La voluntad de Dios se da a conocer por las obras de la creación, y por las conciencias de los hombres, pero más claramente por Moisés y los profetas. La dificultad principal es lograr que los hombres atiendan la instrucción. Sin embargo, atender las palabras de Cristo guiará al más ignorante al conocimiento salvífico de la verdad. Donde hay un corazón entendido y voluntad para recibir la verdad en amor, se valora la sabiduría más que la plata y el oro.

Aquí la sabiduría es Cristo en quien están todos los tesoros de la sabiduría y del conocimiento; es Cristo en la palabra y Cristo en el corazón; no sólo se trata que Cristo sea revelado a nosotros sino que Cristo sea revelado en nosotros. Toda prudencia y destreza son del Señor. A través de la redención por la preciosa sangre de Cristo abundan las riquezas de su gracia en toda sabiduría y prudencia. El hombre encontró muchas invenciones para su ruina; Dios encontró uno para nuestra recuperación. Él aborrece el orgullo y la arrogancia, los malos caminos y la conversación pervertida; estos hacen que los hombres no quieran oír sus instrucciones santas, vivificadoras y humildes. La religión verdadera da a los hombres el mejor consejo en todos los casos difíciles, y les ayuda a simplificar su camino. Su sabiduría hace verdaderamente felices a todos los que la reciben en el amor de Cristo Jesús. Buscadlo a Él temprano, buscadlo fervorosamente, buscadlo antes de cualquier otra cosa. Cristo nunca dijo busca en vano. Los que aman a Cristo son los que han visto su cualidad de ser amado y han tenido su amor derramado en sus corazones; por tanto, son bienaventurados. Serán bienaventurados en este mundo o, en aquel que supera toda comparación. La riqueza obtenida por vanidad pronto disminuirá, pero la que es bien obtenida durará mucho; y la que se gasta bien en obras de piedad y caridad, será perdurable. Si no tienen riquezas ni honor en este mundo, tendrán lo que es infinitamente mejor. Serán dichosos en la gracia de Dios. Cristo, por su Espíritu, guía a los creyentes a toda la verdad y, así, los guía en el camino de la justicia, y ellos andan conforme al Espíritu. También serán dichosos en la gloria de Dios, en el más allá. En las promesas de la Sabiduría, los creyentes tienen bienes atesorados, no para días y años, sino para la eternidad; por tanto, su fruto es mejor que el oro.

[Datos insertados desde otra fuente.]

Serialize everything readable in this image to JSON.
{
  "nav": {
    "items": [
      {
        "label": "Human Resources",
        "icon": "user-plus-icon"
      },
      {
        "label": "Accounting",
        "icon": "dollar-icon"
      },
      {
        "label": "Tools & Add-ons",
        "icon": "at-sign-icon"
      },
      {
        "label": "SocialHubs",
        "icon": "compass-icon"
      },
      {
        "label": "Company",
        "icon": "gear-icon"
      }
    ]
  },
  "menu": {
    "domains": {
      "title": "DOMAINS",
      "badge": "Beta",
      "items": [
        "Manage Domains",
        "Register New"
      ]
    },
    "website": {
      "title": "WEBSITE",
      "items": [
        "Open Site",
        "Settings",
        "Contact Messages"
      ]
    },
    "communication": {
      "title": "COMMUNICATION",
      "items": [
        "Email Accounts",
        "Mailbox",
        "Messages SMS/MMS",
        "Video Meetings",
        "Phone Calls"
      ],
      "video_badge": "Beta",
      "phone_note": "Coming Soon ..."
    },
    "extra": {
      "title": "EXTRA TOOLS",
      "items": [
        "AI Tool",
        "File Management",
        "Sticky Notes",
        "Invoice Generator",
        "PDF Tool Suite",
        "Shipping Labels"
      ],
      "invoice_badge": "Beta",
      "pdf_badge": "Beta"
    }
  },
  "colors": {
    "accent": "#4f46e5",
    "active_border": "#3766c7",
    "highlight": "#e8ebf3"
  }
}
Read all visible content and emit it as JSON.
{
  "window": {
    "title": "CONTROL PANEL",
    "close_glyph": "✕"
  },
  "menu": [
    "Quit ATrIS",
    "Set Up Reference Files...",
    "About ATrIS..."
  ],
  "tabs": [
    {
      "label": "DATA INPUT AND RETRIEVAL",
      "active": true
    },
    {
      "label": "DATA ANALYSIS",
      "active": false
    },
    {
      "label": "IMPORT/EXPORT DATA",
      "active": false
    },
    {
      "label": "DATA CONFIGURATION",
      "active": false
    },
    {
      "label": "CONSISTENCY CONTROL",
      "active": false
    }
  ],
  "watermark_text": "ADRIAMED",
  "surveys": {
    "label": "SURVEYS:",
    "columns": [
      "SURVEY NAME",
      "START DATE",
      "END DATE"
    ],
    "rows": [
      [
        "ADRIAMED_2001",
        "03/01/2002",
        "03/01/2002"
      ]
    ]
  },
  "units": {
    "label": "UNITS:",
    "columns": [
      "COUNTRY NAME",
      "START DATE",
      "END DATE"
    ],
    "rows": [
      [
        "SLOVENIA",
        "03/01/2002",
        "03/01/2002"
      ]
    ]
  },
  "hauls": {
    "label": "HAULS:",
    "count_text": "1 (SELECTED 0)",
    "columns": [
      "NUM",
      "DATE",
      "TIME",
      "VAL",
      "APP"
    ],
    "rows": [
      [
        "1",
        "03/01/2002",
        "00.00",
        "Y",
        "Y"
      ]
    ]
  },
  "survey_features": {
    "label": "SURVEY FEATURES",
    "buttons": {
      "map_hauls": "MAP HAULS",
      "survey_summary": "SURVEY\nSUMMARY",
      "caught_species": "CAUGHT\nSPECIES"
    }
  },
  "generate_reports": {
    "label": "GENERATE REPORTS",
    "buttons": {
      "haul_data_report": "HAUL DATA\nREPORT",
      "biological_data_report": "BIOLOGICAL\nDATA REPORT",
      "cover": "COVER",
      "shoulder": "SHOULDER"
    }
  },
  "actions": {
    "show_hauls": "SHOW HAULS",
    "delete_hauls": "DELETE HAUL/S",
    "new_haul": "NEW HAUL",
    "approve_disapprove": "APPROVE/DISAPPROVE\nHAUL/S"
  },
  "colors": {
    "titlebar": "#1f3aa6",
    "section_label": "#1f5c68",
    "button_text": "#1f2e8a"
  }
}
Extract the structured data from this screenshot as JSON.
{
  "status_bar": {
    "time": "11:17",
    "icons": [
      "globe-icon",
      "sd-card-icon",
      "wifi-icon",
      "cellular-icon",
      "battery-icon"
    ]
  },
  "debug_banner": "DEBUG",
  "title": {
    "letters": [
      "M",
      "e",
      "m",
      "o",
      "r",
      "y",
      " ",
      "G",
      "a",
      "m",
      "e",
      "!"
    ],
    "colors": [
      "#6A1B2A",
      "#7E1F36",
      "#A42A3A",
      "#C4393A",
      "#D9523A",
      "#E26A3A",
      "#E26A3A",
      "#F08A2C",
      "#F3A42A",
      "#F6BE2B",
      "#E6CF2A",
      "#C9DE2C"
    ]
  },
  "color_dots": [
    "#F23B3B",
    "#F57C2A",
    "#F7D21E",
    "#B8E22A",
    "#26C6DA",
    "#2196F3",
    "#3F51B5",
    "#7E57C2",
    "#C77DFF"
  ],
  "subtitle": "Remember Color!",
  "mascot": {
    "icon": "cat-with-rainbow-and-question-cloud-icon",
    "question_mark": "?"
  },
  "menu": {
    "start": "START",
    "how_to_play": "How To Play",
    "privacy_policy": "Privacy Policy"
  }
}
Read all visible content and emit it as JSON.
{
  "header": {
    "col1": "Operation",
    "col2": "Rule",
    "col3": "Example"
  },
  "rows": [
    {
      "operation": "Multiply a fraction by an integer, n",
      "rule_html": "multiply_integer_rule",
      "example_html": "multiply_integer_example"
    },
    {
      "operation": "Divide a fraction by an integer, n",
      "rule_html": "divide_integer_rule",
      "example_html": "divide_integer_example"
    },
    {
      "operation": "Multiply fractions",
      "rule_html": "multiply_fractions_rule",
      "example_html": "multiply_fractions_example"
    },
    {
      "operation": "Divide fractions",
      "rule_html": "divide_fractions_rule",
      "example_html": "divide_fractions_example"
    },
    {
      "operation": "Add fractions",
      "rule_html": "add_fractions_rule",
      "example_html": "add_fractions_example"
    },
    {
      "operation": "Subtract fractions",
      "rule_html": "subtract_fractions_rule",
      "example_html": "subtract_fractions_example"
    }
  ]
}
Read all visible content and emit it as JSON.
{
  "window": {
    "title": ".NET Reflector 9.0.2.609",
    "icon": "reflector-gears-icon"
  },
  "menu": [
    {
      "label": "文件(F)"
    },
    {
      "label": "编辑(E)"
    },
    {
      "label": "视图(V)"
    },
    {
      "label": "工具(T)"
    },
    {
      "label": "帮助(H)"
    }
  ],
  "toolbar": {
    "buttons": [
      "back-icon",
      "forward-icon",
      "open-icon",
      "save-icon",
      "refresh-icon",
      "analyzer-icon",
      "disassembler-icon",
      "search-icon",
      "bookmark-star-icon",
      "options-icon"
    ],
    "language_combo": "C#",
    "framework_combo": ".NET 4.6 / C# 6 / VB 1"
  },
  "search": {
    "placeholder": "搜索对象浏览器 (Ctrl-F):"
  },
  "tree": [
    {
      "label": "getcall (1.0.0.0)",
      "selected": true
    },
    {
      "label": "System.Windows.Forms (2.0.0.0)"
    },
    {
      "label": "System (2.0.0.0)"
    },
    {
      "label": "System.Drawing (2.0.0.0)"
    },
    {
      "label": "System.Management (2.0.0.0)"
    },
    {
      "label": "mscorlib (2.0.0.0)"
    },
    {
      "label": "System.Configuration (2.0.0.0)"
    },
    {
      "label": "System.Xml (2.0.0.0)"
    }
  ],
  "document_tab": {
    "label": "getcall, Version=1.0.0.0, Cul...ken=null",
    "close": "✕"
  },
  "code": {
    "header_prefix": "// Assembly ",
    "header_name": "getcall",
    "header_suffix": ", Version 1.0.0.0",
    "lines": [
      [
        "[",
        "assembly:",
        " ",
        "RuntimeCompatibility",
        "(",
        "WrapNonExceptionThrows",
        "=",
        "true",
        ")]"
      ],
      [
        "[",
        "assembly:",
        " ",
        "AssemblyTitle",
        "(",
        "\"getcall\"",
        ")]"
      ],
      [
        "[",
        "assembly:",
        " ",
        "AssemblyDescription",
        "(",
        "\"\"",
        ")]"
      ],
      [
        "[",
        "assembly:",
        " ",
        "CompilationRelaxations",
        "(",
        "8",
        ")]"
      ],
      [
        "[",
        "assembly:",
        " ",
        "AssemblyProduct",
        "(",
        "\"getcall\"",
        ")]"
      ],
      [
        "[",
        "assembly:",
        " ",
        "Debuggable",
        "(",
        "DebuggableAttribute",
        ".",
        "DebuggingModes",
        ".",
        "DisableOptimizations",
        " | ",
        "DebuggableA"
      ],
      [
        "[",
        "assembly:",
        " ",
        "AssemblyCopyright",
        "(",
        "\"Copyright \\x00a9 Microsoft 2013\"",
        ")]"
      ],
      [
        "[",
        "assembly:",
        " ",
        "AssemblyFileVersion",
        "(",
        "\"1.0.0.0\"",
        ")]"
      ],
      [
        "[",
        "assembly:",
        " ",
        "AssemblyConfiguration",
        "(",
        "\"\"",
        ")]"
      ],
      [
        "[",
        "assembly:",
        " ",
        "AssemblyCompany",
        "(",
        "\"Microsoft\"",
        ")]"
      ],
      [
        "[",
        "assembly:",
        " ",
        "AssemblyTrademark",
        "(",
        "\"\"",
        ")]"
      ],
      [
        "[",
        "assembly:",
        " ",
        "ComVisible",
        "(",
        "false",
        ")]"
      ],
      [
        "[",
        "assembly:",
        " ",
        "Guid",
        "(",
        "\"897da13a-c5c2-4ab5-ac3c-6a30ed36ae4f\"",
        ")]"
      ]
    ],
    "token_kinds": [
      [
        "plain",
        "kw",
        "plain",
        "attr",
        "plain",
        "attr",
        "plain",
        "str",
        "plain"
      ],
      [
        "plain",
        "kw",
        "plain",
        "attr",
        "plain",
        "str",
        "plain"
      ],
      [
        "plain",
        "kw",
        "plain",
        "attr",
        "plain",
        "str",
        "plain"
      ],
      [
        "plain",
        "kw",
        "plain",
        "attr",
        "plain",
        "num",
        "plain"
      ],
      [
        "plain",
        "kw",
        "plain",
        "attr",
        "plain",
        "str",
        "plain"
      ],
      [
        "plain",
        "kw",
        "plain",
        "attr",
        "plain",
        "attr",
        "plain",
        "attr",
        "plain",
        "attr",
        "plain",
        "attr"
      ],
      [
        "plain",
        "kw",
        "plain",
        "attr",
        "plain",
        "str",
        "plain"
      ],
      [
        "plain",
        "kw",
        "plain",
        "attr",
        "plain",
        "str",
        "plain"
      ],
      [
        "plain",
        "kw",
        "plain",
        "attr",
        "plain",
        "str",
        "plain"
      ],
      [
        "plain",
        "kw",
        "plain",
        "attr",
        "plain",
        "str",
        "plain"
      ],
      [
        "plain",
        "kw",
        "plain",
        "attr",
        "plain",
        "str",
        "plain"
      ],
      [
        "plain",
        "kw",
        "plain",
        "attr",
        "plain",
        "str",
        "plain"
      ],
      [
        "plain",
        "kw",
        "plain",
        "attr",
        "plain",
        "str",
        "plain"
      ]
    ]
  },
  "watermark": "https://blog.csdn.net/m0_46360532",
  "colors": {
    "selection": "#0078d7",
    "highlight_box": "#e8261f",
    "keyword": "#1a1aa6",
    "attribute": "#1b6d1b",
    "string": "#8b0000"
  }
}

»Yo soy la sabiduría, y mi compañera es la experiencia; siempre pienso antes de actuar. Los que obedecen a Dios aborrecen la maldad. Yo aborrezco a la gente que es orgullosa y presumida, que nunca dice la verdad ni vive como es debido. Yo tengo en mi poder el consejo y el buen juicio, el valor y el entendimiento. Yo hago que actúen con justicia reyes, príncipes y gobernantes. Yo amo a los que me aman, y me dejo encontrar por todos los que me buscan. Mis compañeras son la riqueza, el honor, la abundancia y la justicia. Lo que tengo para ofrecer vale más que el oro y la plata. Siempre actúo con justicia, y lleno de riquezas a todos los que me aman.

Proverbios 8:12-21

El Hijo de Dios declara que Él mismo participó en la creación del mundo. ¡Cuán capaz, cuán apto es el Hijo de Dios para ser el Salvador del mundo, si fue el Creador de éste! El Hijo de Dios fue ordenado para esa gran obra antes de la fundación del mundo.

 ¿Se deleita en salvar a los pecadores miserables, 

y nosotros no nos deleitaremos en su salvación?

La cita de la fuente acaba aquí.